I get that new nurses need to learn to be proactive and think for themselves. What I don't get is the seeming 'damned if you do, damned if you don't' approach that many new nurses face. As the new nurse on orientation, if you're quiet, you're told to ask more questions. If you ask a bunch of questions, you're generally critiqued to think for yourself. If you venture an educated guess and are wrong, you're often given a look like "oh my god! how did you graduate?" and told "Oh no! That's not right!" If you venture an educated guess and are right the attitude received is of "well, of course!" with a tone that says "everyone knows that" and dismissed immediately.

It's the ultimate crash course in not letting anyone else's attitude, assumptions, opinion, bad mood or bad habits affect your own sense of self and confidence. At a time when you really don't have all the skills or knowledge you need. You have to keep asking questions and persisting over your own learning issues in the face of harried and active discouragement to "bother" others with something that the them seems "obvious" or "a waste of time" or whatever.

You have to "prioritize" things and "organize" and hone those "critical thinking skills" and "nursing judgement", which of course, take months, even years, of experience to develop! Its common to hear that it takes at least a year to feel comfortable. So what's the point of telling new nurses things like 'prioritize' and 'use your nursing judgement.' That's a like a running coach telling his athletes to "run faster" and "move your legs." Not very helpful.

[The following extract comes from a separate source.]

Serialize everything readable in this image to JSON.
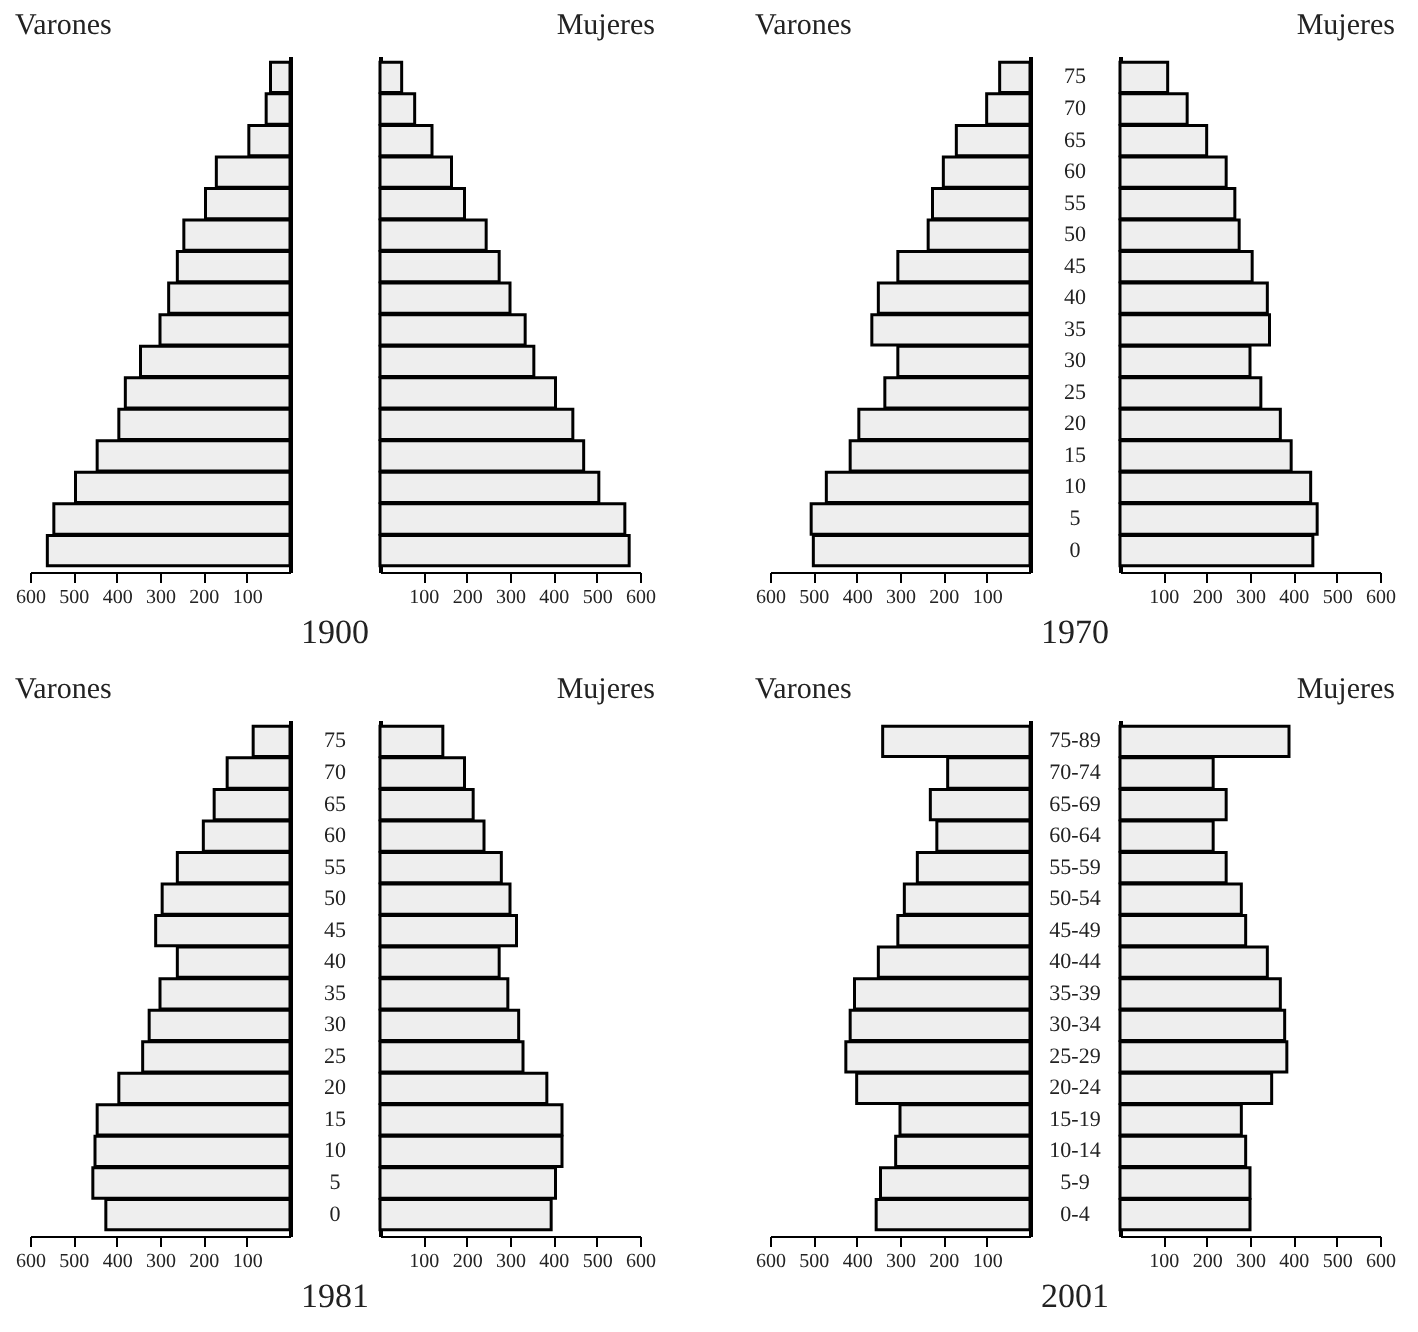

Anyway, this kind of unsupportive attitude makes me so upset and I know I need to let it go because people can just be insensitive and I can't expect people to cater to my educational needs/learning style. But it just seems such a counterproductive way to bring up new nurses at a time when it would seem we'd want to help new nurses learn how to work better and faster and not just cull out the ones who are a bit slower on the uptake.

It's the same way for the preceptor. Just read the posts from new nurses here about preceptors: not enough feedback; too much feedback; not enough support; too much support; she watches everything I do; she doesn't watch me enough; doesn't review my work; double checks everything I do...

It's pretty exasperating on our end to try to figure out what you guys want. It's never right; no matter what a preceptor does, someone is always going to kvetch.

Good luck I went through a similar thing. I think the points people made in this thread are valid. Critical thinking is developed by time in grade, there is no magic. I think that if they say you are not progressing as fast as they like, number one, they need to take some responsiblity, number two they need to explain to you exactly what the issue is and how you can correct it. It may be better for you to just resign, it would look and sound better on your resume than being fired, and it would show initiative in that you took there lack of support and help for what it was and left.